The three great, big, mean, UGLY police officers back up about three feet. I produce a large piece of white chalk and draw a square around Andrew, so that the three great, big, mean, UGLY police officers are just outside the square.

"All right," I say. "I have made a deal with the three great, big, mean, UGLY police officers here. As long as you stay in that square, you can smoke all the dope you want. Inside that square, you have COMPLETE freedom of action. But, alas, the second you leave that square, for whatever reason, you can be arrested and punished for any illegal actions you performed while inside the square."

Andrew laughs.

"Not punished right then, just punished later," he says. "That is no compromise. Forget it."

"So it’s still stupid to touch that dope?"

"Yes, it’s still stupid to touch this dope."
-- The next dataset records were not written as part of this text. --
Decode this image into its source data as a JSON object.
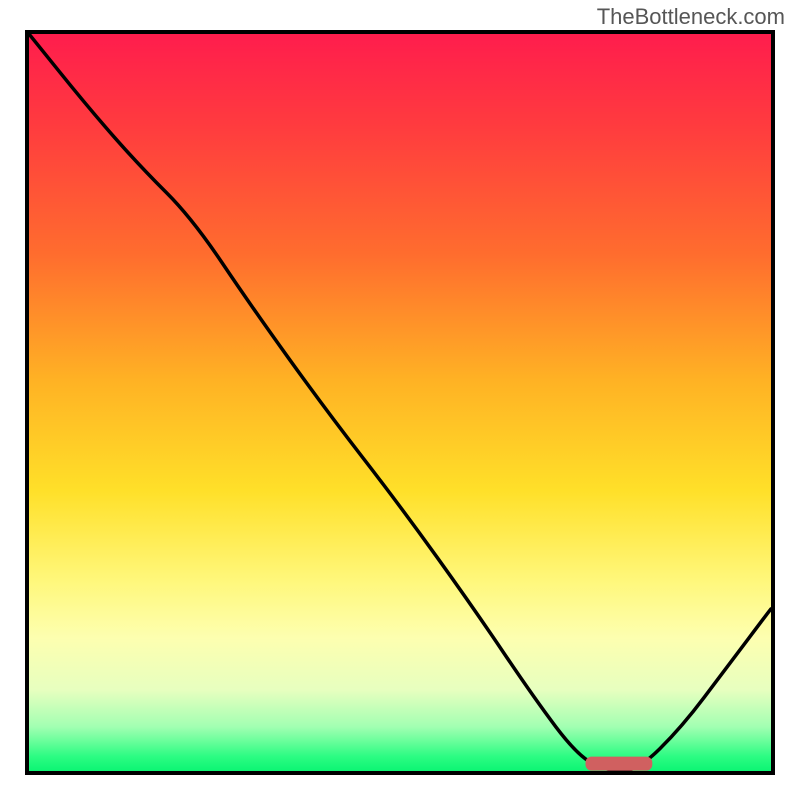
{
  "attribution": "TheBottleneck.com",
  "chart_data": {
    "type": "line",
    "title": "",
    "xlabel": "",
    "ylabel": "",
    "xlim": [
      0,
      100
    ],
    "ylim": [
      0,
      100
    ],
    "grid": false,
    "legend": false,
    "series": [
      {
        "name": "bottleneck-curve",
        "x": [
          0,
          8,
          15,
          22,
          30,
          40,
          50,
          60,
          68,
          74,
          78,
          82,
          88,
          94,
          100
        ],
        "y": [
          100,
          90,
          82,
          75,
          63,
          49,
          36,
          22,
          10,
          2,
          0,
          0,
          6,
          14,
          22
        ]
      }
    ],
    "marker": {
      "x_start": 75,
      "x_end": 84,
      "y": 1
    },
    "background_gradient": {
      "orientation": "vertical",
      "stops": [
        {
          "pos": 0,
          "color": "#ff1d4d"
        },
        {
          "pos": 30,
          "color": "#ff6d2e"
        },
        {
          "pos": 62,
          "color": "#ffe029"
        },
        {
          "pos": 82,
          "color": "#fdffb0"
        },
        {
          "pos": 95,
          "color": "#6dff9c"
        },
        {
          "pos": 100,
          "color": "#0cf573"
        }
      ]
    }
  }
}
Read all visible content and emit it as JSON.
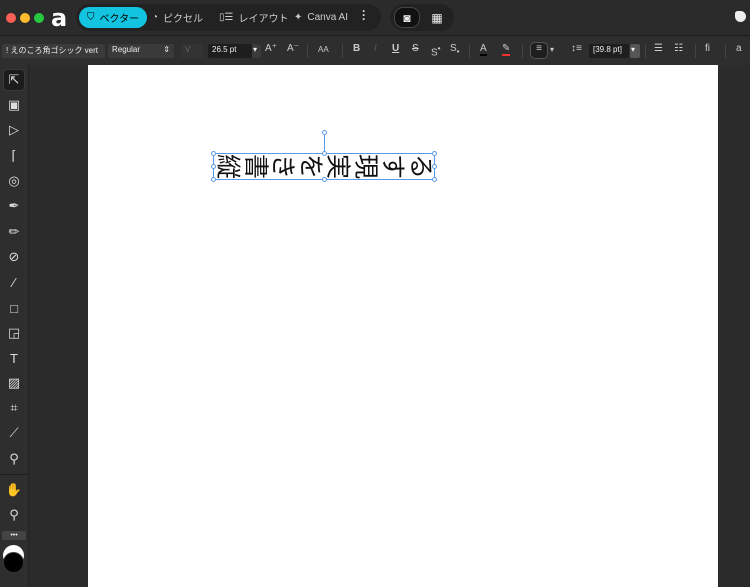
{
  "titlebar": {
    "personas": [
      {
        "label": "ベクター",
        "icon": "vector-icon",
        "active": true
      },
      {
        "label": "ピクセル",
        "icon": "pixel-icon",
        "active": false
      },
      {
        "label": "レイアウト",
        "icon": "layout-icon",
        "active": false
      },
      {
        "label": "Canva AI",
        "icon": "sparkle-icon",
        "active": false
      }
    ],
    "accent": "#12c4e0"
  },
  "context_toolbar": {
    "font_family": "! えのころ角ゴシック vert",
    "font_style": "Regular",
    "font_size": "26.5 pt",
    "case_label": "AA",
    "bold": "B",
    "italic": "I",
    "underline": "U",
    "strike": "S",
    "superscript": "S",
    "subscript": "S",
    "leading": "[39.8 pt]",
    "ligature": "fi",
    "glyph": "a"
  },
  "canvas": {
    "text_frame": [
      "縦",
      "書",
      "き",
      "を",
      "実",
      "現",
      "す",
      "る"
    ]
  },
  "tools": [
    "pointer-icon",
    "artboard-icon",
    "node-icon",
    "corner-icon",
    "point-transform-icon",
    "pen-icon",
    "pencil-icon",
    "vector-brush-icon",
    "fill-icon",
    "rectangle-icon",
    "marquee-icon",
    "frame-text-icon",
    "image-icon",
    "crop-icon",
    "measure-icon",
    "color-picker-icon",
    "hand-icon",
    "zoom-icon"
  ],
  "more_tools_label": "•••"
}
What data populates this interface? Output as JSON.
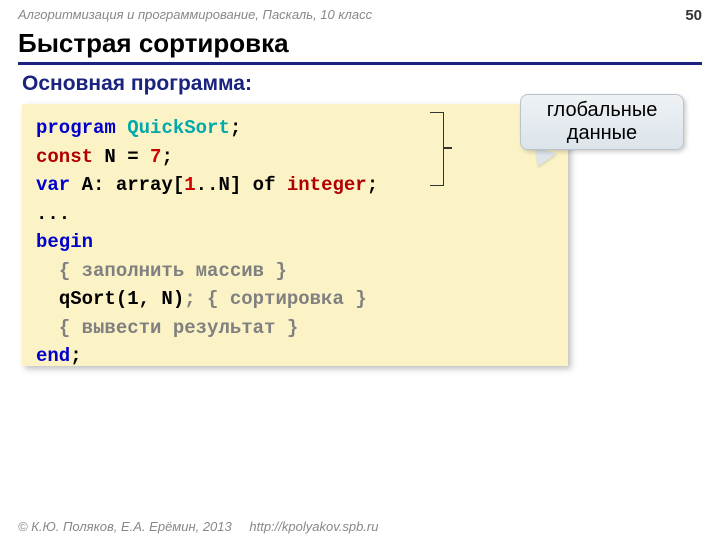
{
  "header": {
    "course_line": "Алгоритмизация и программирование, Паскаль, 10 класс",
    "page_number": "50"
  },
  "title": "Быстрая сортировка",
  "subtitle": "Основная программа:",
  "callout": "глобальные данные",
  "code": {
    "line1": {
      "kw": "program",
      "name": "QuickSort",
      "semi": ";"
    },
    "line2": {
      "kw": "const",
      "var": "N",
      "eq": " = ",
      "val": "7",
      "semi": ";"
    },
    "line3": {
      "kw": "var",
      "decl": " A: array[",
      "one": "1",
      "rest": "..N] of ",
      "type": "integer",
      "semi": ";"
    },
    "line4": "...",
    "line5": "begin",
    "line6_cmt": "{ заполнить массив }",
    "line7_call": "qSort(1, N)",
    "line7_semi": ";",
    "line7_cmt": " { сортировка }",
    "line8_cmt": "{ вывести результат }",
    "line9": "end",
    "line9_semi": ";"
  },
  "footer": {
    "copyright": "© К.Ю. Поляков, Е.А. Ерёмин, 2013",
    "url": "http://kpolyakov.spb.ru"
  }
}
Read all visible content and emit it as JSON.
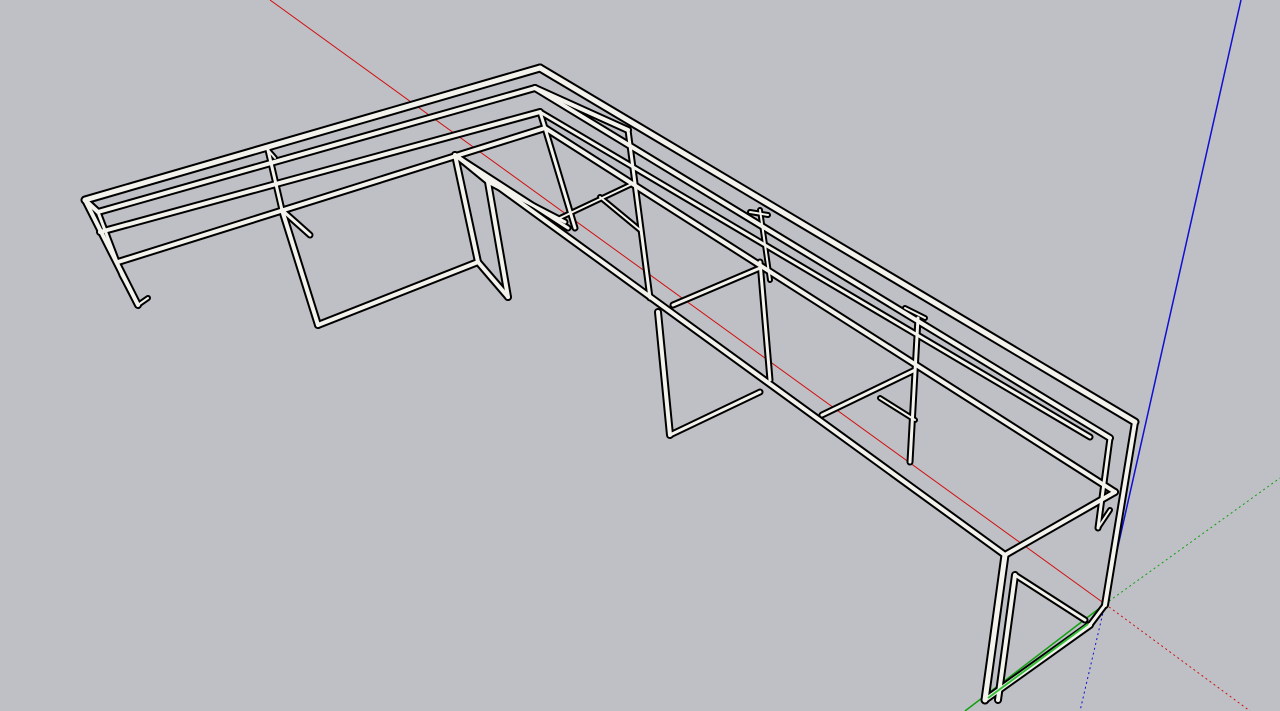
{
  "viewport": {
    "background_color": "#bfc0c5",
    "frame_fill_color": "#f3f2ec",
    "frame_edge_color": "#000000"
  },
  "axes": {
    "red": {
      "color": "#d01010",
      "style": "solid and dotted",
      "label": ""
    },
    "green": {
      "color": "#10a010",
      "style": "solid and dotted",
      "label": ""
    },
    "blue": {
      "color": "#1010d0",
      "style": "solid and dotted",
      "label": ""
    }
  },
  "model": {
    "kind": "L-shaped welded tube frame",
    "highlight_color": "#36c03a"
  }
}
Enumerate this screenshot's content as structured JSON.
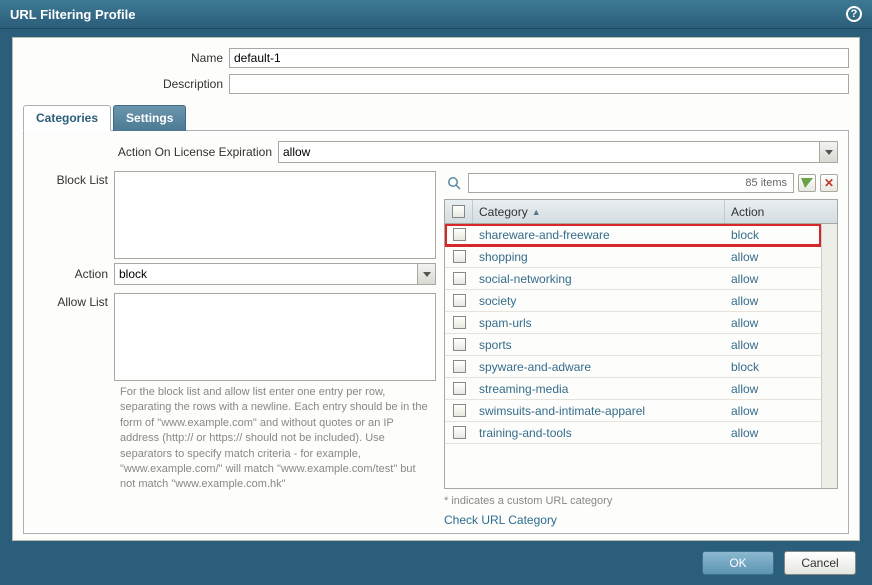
{
  "header": {
    "title": "URL Filtering Profile"
  },
  "form": {
    "name_label": "Name",
    "name_value": "default-1",
    "desc_label": "Description",
    "desc_value": ""
  },
  "tabs": {
    "categories": "Categories",
    "settings": "Settings",
    "active": "categories"
  },
  "license": {
    "label": "Action On License Expiration",
    "value": "allow"
  },
  "left": {
    "block_label": "Block List",
    "block_value": "",
    "action_label": "Action",
    "action_value": "block",
    "allow_label": "Allow List",
    "allow_value": "",
    "help_text": "For the block list and allow list enter one entry per row, separating the rows with a newline. Each entry should be in the form of \"www.example.com\" and without quotes or an IP address (http:// or https:// should not be included). Use separators to specify match criteria - for example, \"www.example.com/\" will match \"www.example.com/test\" but not match \"www.example.com.hk\""
  },
  "grid": {
    "search_count": "85 items",
    "col_category": "Category",
    "col_action": "Action",
    "footer_note": "* indicates a custom URL category",
    "check_link": "Check URL Category",
    "rows": [
      {
        "cat": "shareware-and-freeware",
        "act": "block",
        "highlight": true
      },
      {
        "cat": "shopping",
        "act": "allow"
      },
      {
        "cat": "social-networking",
        "act": "allow"
      },
      {
        "cat": "society",
        "act": "allow"
      },
      {
        "cat": "spam-urls",
        "act": "allow"
      },
      {
        "cat": "sports",
        "act": "allow"
      },
      {
        "cat": "spyware-and-adware",
        "act": "block"
      },
      {
        "cat": "streaming-media",
        "act": "allow"
      },
      {
        "cat": "swimsuits-and-intimate-apparel",
        "act": "allow"
      },
      {
        "cat": "training-and-tools",
        "act": "allow"
      }
    ]
  },
  "footer": {
    "ok": "OK",
    "cancel": "Cancel"
  }
}
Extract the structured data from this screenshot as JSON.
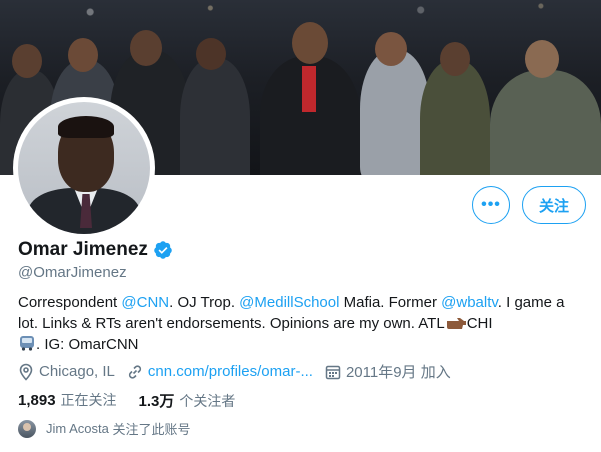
{
  "profile": {
    "name": "Omar Jimenez",
    "handle": "@OmarJimenez",
    "bio": {
      "p1": "Correspondent ",
      "link1": "@CNN",
      "p2": ". OJ Trop. ",
      "link2": "@MedillSchool",
      "p3": " Mafia. Former ",
      "link3": "@wbaltv",
      "p4": ". I game a lot. Links & RTs aren't endorsements. Opinions are my own. ATL",
      "p5": "CHI",
      "p6": ". IG: OmarCNN"
    },
    "location": "Chicago, IL",
    "website": "cnn.com/profiles/omar-...",
    "joined_date": "2011年9月",
    "joined_suffix": "加入"
  },
  "actions": {
    "more_label": "•••",
    "follow_label": "关注"
  },
  "stats": {
    "following_count": "1,893",
    "following_label": "正在关注",
    "followers_count": "1.3万",
    "followers_label": "个关注者"
  },
  "followed_by": {
    "name": "Jim Acosta",
    "suffix": "关注了此账号"
  },
  "colors": {
    "accent": "#1da1f2",
    "secondary_text": "#657786"
  },
  "icons": [
    "verified-icon",
    "location-icon",
    "link-icon",
    "calendar-icon",
    "pointing-right-icon",
    "bus-icon"
  ]
}
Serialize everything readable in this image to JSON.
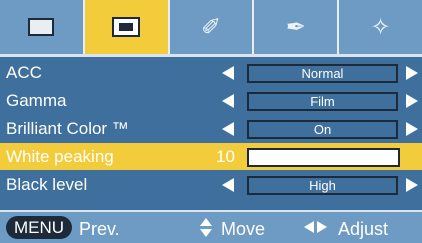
{
  "tabs": [
    {
      "icon": "picture-monitor-icon",
      "active": false
    },
    {
      "icon": "screen-monitor-icon",
      "active": true
    },
    {
      "icon": "tool-icon",
      "active": false
    },
    {
      "icon": "settings-tool-icon",
      "active": false
    },
    {
      "icon": "network-icon",
      "active": false
    }
  ],
  "menu": {
    "rows": [
      {
        "label": "ACC",
        "value": "Normal"
      },
      {
        "label": "Gamma",
        "value": "Film"
      },
      {
        "label": "Brilliant Color ™",
        "value": "On"
      },
      {
        "label": "White peaking",
        "level": "10",
        "fraction": 0.0
      },
      {
        "label": "Black level",
        "value": "High"
      }
    ],
    "selected_index": 3
  },
  "footer": {
    "menu_key": "MENU",
    "prev_label": "Prev.",
    "move_label": "Move",
    "adjust_label": "Adjust"
  },
  "colors": {
    "background": "#3f6f9c",
    "tab_bar": "#6e9bc3",
    "highlight": "#f2cc3a",
    "text": "#ffffff",
    "outline": "#1c2a3a"
  }
}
I gesture. The Happiness Box is wheeled back out onto the stage.

"One more time," I say. "This box will make you happy---UNTIL THE DAY YOU DIE. Something I didn’t state the first time, but was certainly implied. Want it?"


"Andrew, man," I say softly, "you are acting just like you did in the white-square situation. This Happiness Box ain't nothing but a high-tech emotion drug, and you are acting like you can get busted for drugs not now, but later. Incredibly, you are acting like you can get busted for using emotion drugs---AFTER YOU DIE. You say you don’t believe you have a soul---but when we examine your actions, we discover YOU ACT LIKE YOU DO."

Now it’s Andrew’s turn to not say a word.

"Now we can define the word ‘ethical’ in physical terms, perhaps," I say. "An unethical action is an action I can get away with while I’m alive, but will be punished for after I die. I screw up, a hammer I can’t escape comes down on my rear end. That’s a PHYSICAL definition."

"But I didn’t think of it like that," Andrew says finally. "I thought only of loving my family."

"But you yourself said what you were doing didn’t make sense by your own belief system," I said. "Only one thing makes your behavior to be in your own personal self-interest, rational, explainable. You are acting like you have a soul---but it’s totally unconscious on your part, buried deep in your guts, so much a part of you you’re not even aware of it. And it’s not just you, Andrew, the vast majority of the human race is doing exactly the same thing---acting like they have souls, but completely unaware of it."

I step back.

"For your kids, I do this," I say. "I suggest you reconsider very carefully what you think you believe, how it might affect people’s actions---the entire human race---in times to come. Because Happiness Boxes are coming, man, they are at most only decades away. And, if there are no souls, this Happiness Box you so rightly called an abomination becomes RATIONAL."



At 11/11/08 8:03 AM, Anonymous Lesa said...

Keep up the good work.

At 11/11/08 6:37 PM, Blogger Jeff said...

Yes, ma'am, you bet I am. I am doing far more than just posting it all up on a blog site.

At 13/4/11 9:45 AM, Anonymous Anonymous said...

Can you explain the direct correlation between an emotional reaction that proves a soul?

Yes, a number of the responses given in that scenario are not the most bone cold logical reactions. They are emotional.

What is the difference between emotions and a soul?